Barack could have been a workhorse senator. But primary candidates don't do tough votes, so Fast Eddie Obama threw the workhorse duties under the truck.

Barack could have changed the way presidential campaigning works.

John McCain offered to have a series of extended town-hall meetings around the country. But favored candidates don't go in for unscripted free-range conversations. Fast Eddie Obama threw the new-politics mantra under the truck.

And then Thursday, Fast Eddie Obama had his finest hour. Barack Obama has worked on political reform more than any other issue. He aspires to be to political reform what Bono is to fighting disease in Africa. He's spent much of his career talking about how much he believes in public financing. In January 2007, he told Larry King that the public-financing system works. In February 2007, he challenged Republicans to limit their spending and vowed to do so along with them if he were the nominee. In February 2008, he said he would aggressively pursue spending limits. He answered a Midwest Democracy Network questionnaire by reminding everyone that he has been a longtime advocate of the public-financing system.

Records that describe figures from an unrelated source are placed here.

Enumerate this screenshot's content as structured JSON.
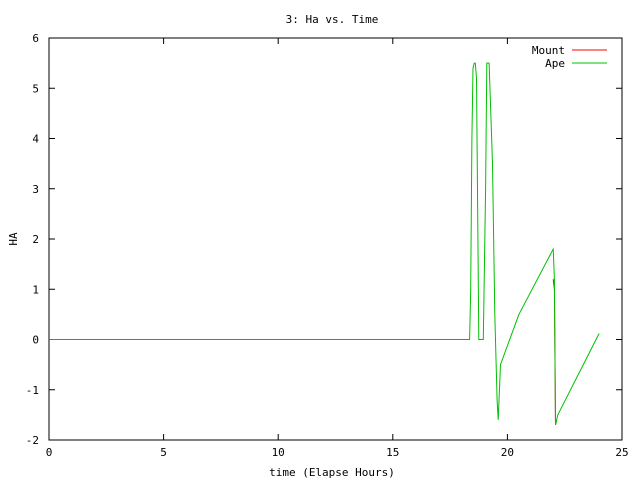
{
  "chart_data": {
    "type": "line",
    "title": "3: Ha vs. Time",
    "xlabel": "time (Elapse Hours)",
    "ylabel": "HA",
    "xlim": [
      0,
      25
    ],
    "ylim": [
      -2,
      6
    ],
    "xticks": [
      0,
      5,
      10,
      15,
      20,
      25
    ],
    "yticks": [
      -2,
      -1,
      0,
      1,
      2,
      3,
      4,
      5,
      6
    ],
    "grid": false,
    "legend_position": "top-right",
    "series": [
      {
        "name": "Mount",
        "color": "#ff0000",
        "points": [
          [
            22.0,
            1.2
          ],
          [
            22.05,
            1.0
          ],
          [
            22.1,
            -1.7
          ],
          [
            22.15,
            -1.6
          ]
        ]
      },
      {
        "name": "Ape",
        "color": "#00c000",
        "points": [
          [
            0,
            0.0
          ],
          [
            18.35,
            0.0
          ],
          [
            18.4,
            1.0
          ],
          [
            18.45,
            4.0
          ],
          [
            18.5,
            5.4
          ],
          [
            18.55,
            5.5
          ],
          [
            18.6,
            5.5
          ],
          [
            18.65,
            5.2
          ],
          [
            18.75,
            0.0
          ],
          [
            18.95,
            0.0
          ],
          [
            19.05,
            3.0
          ],
          [
            19.1,
            5.5
          ],
          [
            19.2,
            5.5
          ],
          [
            19.35,
            3.5
          ],
          [
            19.45,
            0.5
          ],
          [
            19.55,
            -1.2
          ],
          [
            19.6,
            -1.6
          ],
          [
            19.7,
            -0.5
          ],
          [
            20.5,
            0.5
          ],
          [
            22.0,
            1.8
          ],
          [
            22.05,
            1.2
          ],
          [
            22.1,
            -1.7
          ],
          [
            22.2,
            -1.5
          ],
          [
            24.0,
            0.12
          ]
        ]
      }
    ]
  }
}
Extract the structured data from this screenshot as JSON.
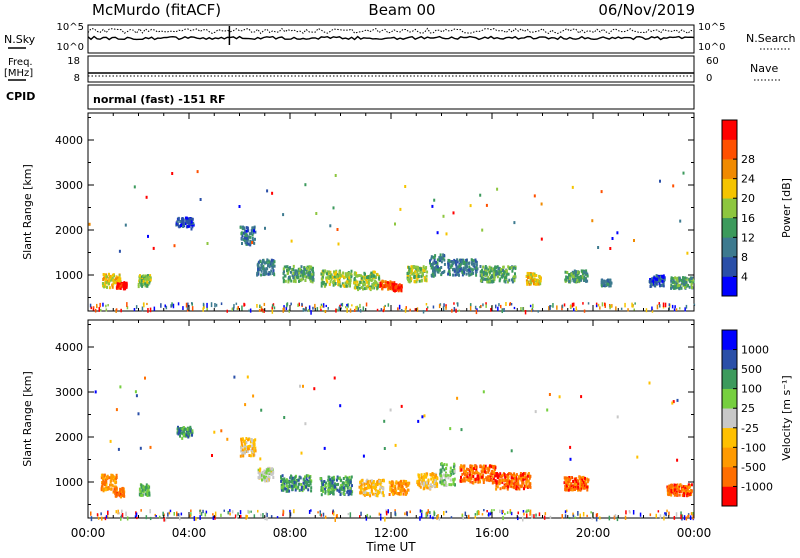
{
  "header": {
    "station": "McMurdo (fitACF)",
    "beam": "Beam 00",
    "date": "06/Nov/2019",
    "mode": "normal (fast) -151 RF"
  },
  "left_labels": {
    "nsky": "N.Sky",
    "freq": "Freq.",
    "freq_unit": "[MHz]",
    "cpid": "CPID"
  },
  "right_labels": {
    "nsearch": "N.Search",
    "nave": "Nave"
  },
  "noise_axis": {
    "left_ticks": [
      "10^5",
      "10^0"
    ],
    "right_ticks": [
      "10^5",
      "10^0"
    ]
  },
  "freq_axis": {
    "left_ticks": [
      "18",
      "8"
    ],
    "right_ticks": [
      "60",
      "0"
    ]
  },
  "colors": {
    "power": [
      "#0000ff",
      "#2a4fa8",
      "#3d7a8f",
      "#3c9a5c",
      "#8dc63f",
      "#f5c400",
      "#f08a00",
      "#ff5000",
      "#ff0000"
    ],
    "velocity": [
      "#ff0000",
      "#ff6e00",
      "#ff9a00",
      "#ffc000",
      "#c8c8c8",
      "#76cf3f",
      "#3c9a5c",
      "#2a4fa8",
      "#0000ff"
    ]
  },
  "chart_data": [
    {
      "type": "heatmap",
      "name": "power",
      "xlabel": "Time UT",
      "ylabel": "Slant Range [km]",
      "xlim": [
        0,
        24
      ],
      "ylim": [
        200,
        4600
      ],
      "yticks": [
        "1000",
        "2000",
        "3000",
        "4000"
      ],
      "colorbar_label": "Power [dB]",
      "colorbar_ticks": [
        "4",
        "8",
        "12",
        "16",
        "20",
        "24",
        "28"
      ],
      "series": [
        {
          "t": 0.9,
          "r": 900,
          "dt": 0.7,
          "dr": 300,
          "lvl": 5
        },
        {
          "t": 1.3,
          "r": 800,
          "dt": 0.4,
          "dr": 150,
          "lvl": 8
        },
        {
          "t": 2.2,
          "r": 900,
          "dt": 0.5,
          "dr": 250,
          "lvl": 4
        },
        {
          "t": 3.8,
          "r": 2200,
          "dt": 0.7,
          "dr": 200,
          "lvl": 1
        },
        {
          "t": 6.3,
          "r": 1900,
          "dt": 0.6,
          "dr": 400,
          "lvl": 2
        },
        {
          "t": 7.0,
          "r": 1200,
          "dt": 0.7,
          "dr": 350,
          "lvl": 2
        },
        {
          "t": 8.3,
          "r": 1050,
          "dt": 1.2,
          "dr": 350,
          "lvl": 3
        },
        {
          "t": 9.8,
          "r": 950,
          "dt": 1.2,
          "dr": 350,
          "lvl": 4
        },
        {
          "t": 11.0,
          "r": 900,
          "dt": 1.0,
          "dr": 400,
          "lvl": 4
        },
        {
          "t": 11.8,
          "r": 800,
          "dt": 0.6,
          "dr": 200,
          "lvl": 7
        },
        {
          "t": 12.2,
          "r": 750,
          "dt": 0.4,
          "dr": 150,
          "lvl": 8
        },
        {
          "t": 13.0,
          "r": 1050,
          "dt": 0.8,
          "dr": 350,
          "lvl": 4
        },
        {
          "t": 13.8,
          "r": 1250,
          "dt": 0.6,
          "dr": 500,
          "lvl": 2
        },
        {
          "t": 14.8,
          "r": 1200,
          "dt": 1.2,
          "dr": 350,
          "lvl": 2
        },
        {
          "t": 16.2,
          "r": 1050,
          "dt": 1.4,
          "dr": 350,
          "lvl": 3
        },
        {
          "t": 17.6,
          "r": 950,
          "dt": 0.6,
          "dr": 250,
          "lvl": 5
        },
        {
          "t": 19.3,
          "r": 1000,
          "dt": 0.9,
          "dr": 250,
          "lvl": 3
        },
        {
          "t": 20.5,
          "r": 850,
          "dt": 0.4,
          "dr": 150,
          "lvl": 2
        },
        {
          "t": 22.5,
          "r": 900,
          "dt": 0.6,
          "dr": 250,
          "lvl": 1
        },
        {
          "t": 23.5,
          "r": 850,
          "dt": 0.9,
          "dr": 250,
          "lvl": 3
        }
      ]
    },
    {
      "type": "heatmap",
      "name": "velocity",
      "xlabel": "Time UT",
      "ylabel": "Slant Range [km]",
      "xlim": [
        0,
        24
      ],
      "ylim": [
        200,
        4600
      ],
      "yticks": [
        "1000",
        "2000",
        "3000",
        "4000"
      ],
      "xticks": [
        "00:00",
        "04:00",
        "08:00",
        "12:00",
        "16:00",
        "20:00",
        "00:00"
      ],
      "colorbar_label": "Velocity [m s⁻¹]",
      "colorbar_ticks": [
        "-1000",
        "-500",
        "-100",
        "-25",
        "25",
        "100",
        "500",
        "1000"
      ],
      "series": [
        {
          "t": 0.8,
          "r": 1000,
          "dt": 0.6,
          "dr": 400,
          "lvl": 2
        },
        {
          "t": 1.2,
          "r": 800,
          "dt": 0.4,
          "dr": 200,
          "lvl": 1
        },
        {
          "t": 2.2,
          "r": 850,
          "dt": 0.4,
          "dr": 250,
          "lvl": 5
        },
        {
          "t": 3.8,
          "r": 2150,
          "dt": 0.6,
          "dr": 200,
          "lvl": 6
        },
        {
          "t": 6.3,
          "r": 1800,
          "dt": 0.6,
          "dr": 400,
          "lvl": 3
        },
        {
          "t": 7.0,
          "r": 1200,
          "dt": 0.6,
          "dr": 300,
          "lvl": 4
        },
        {
          "t": 8.2,
          "r": 1000,
          "dt": 1.2,
          "dr": 350,
          "lvl": 6
        },
        {
          "t": 9.8,
          "r": 950,
          "dt": 1.3,
          "dr": 400,
          "lvl": 6
        },
        {
          "t": 11.2,
          "r": 900,
          "dt": 1.0,
          "dr": 350,
          "lvl": 3
        },
        {
          "t": 12.3,
          "r": 900,
          "dt": 0.8,
          "dr": 300,
          "lvl": 2
        },
        {
          "t": 13.4,
          "r": 1050,
          "dt": 0.8,
          "dr": 350,
          "lvl": 3
        },
        {
          "t": 14.2,
          "r": 1200,
          "dt": 0.6,
          "dr": 500,
          "lvl": 5
        },
        {
          "t": 15.4,
          "r": 1200,
          "dt": 1.4,
          "dr": 400,
          "lvl": 1
        },
        {
          "t": 16.8,
          "r": 1050,
          "dt": 1.4,
          "dr": 350,
          "lvl": 1
        },
        {
          "t": 19.3,
          "r": 1000,
          "dt": 1.0,
          "dr": 300,
          "lvl": 1
        },
        {
          "t": 23.4,
          "r": 850,
          "dt": 1.0,
          "dr": 250,
          "lvl": 1
        }
      ]
    }
  ]
}
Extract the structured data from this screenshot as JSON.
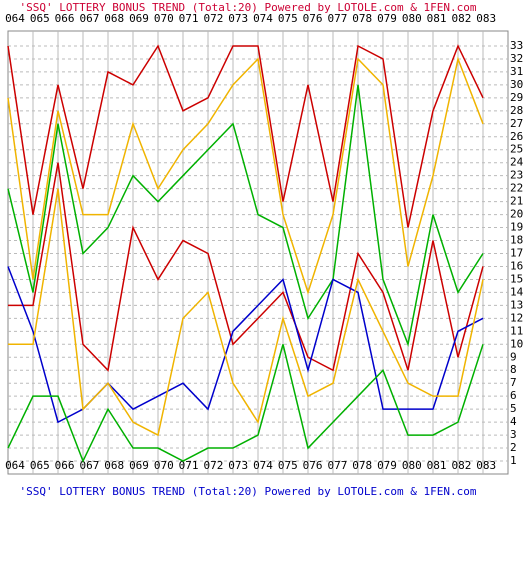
{
  "chart_data": {
    "type": "line",
    "title": "'SSQ' LOTTERY BONUS TREND (Total:20)  Powered by LOTOLE.com & 1FEN.com",
    "categories": [
      "064",
      "065",
      "066",
      "067",
      "068",
      "069",
      "070",
      "071",
      "072",
      "073",
      "074",
      "075",
      "076",
      "077",
      "078",
      "079",
      "080",
      "081",
      "082",
      "083"
    ],
    "series": [
      {
        "color": "#cc0000",
        "values": [
          33,
          20,
          30,
          22,
          31,
          30,
          33,
          28,
          29,
          33,
          33,
          21,
          30,
          21,
          33,
          32,
          19,
          28,
          33,
          29
        ]
      },
      {
        "color": "#f0b400",
        "values": [
          29,
          15,
          28,
          20,
          20,
          27,
          22,
          25,
          27,
          30,
          32,
          20,
          14,
          20,
          32,
          30,
          16,
          23,
          32,
          27
        ]
      },
      {
        "color": "#00b000",
        "values": [
          22,
          14,
          27,
          17,
          19,
          23,
          21,
          23,
          25,
          27,
          20,
          19,
          12,
          15,
          30,
          15,
          10,
          20,
          14,
          17
        ]
      },
      {
        "color": "#cc0000",
        "values": [
          13,
          13,
          24,
          10,
          8,
          19,
          15,
          18,
          17,
          10,
          12,
          14,
          9,
          8,
          17,
          14,
          8,
          18,
          9,
          16
        ]
      },
      {
        "color": "#0000cc",
        "values": [
          16,
          11,
          4,
          5,
          7,
          5,
          6,
          7,
          5,
          11,
          13,
          15,
          8,
          15,
          14,
          5,
          5,
          5,
          11,
          12
        ]
      },
      {
        "color": "#f0b400",
        "values": [
          10,
          10,
          22,
          5,
          7,
          4,
          3,
          12,
          14,
          7,
          4,
          12,
          6,
          7,
          15,
          11,
          7,
          6,
          6,
          15
        ]
      },
      {
        "color": "#00b000",
        "values": [
          2,
          6,
          6,
          1,
          5,
          2,
          2,
          1,
          2,
          2,
          3,
          10,
          2,
          4,
          6,
          8,
          3,
          3,
          4,
          10
        ]
      }
    ],
    "ylim": [
      0,
      34
    ],
    "yticks": [
      1,
      2,
      3,
      4,
      5,
      6,
      7,
      8,
      9,
      10,
      11,
      12,
      13,
      14,
      15,
      16,
      17,
      18,
      19,
      20,
      21,
      22,
      23,
      24,
      25,
      26,
      27,
      28,
      29,
      30,
      31,
      32,
      33
    ],
    "grid": true
  }
}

But Thursday, at the first breath of political inconvenience, Fast Eddie Obama threw public financing under the truck. In so doing, he probably dealt a death-blow to the cause of campaign-finance reform.

And the only thing that changed between Thursday and when he lauded the system is that Obama's got more money now.

And Fast Eddie didn't just sell out the primary cause of his life.

He did it with style. He did it with a video so risibly insincere that somewhere down in the shadow world Lee Atwater is gaping and applauding.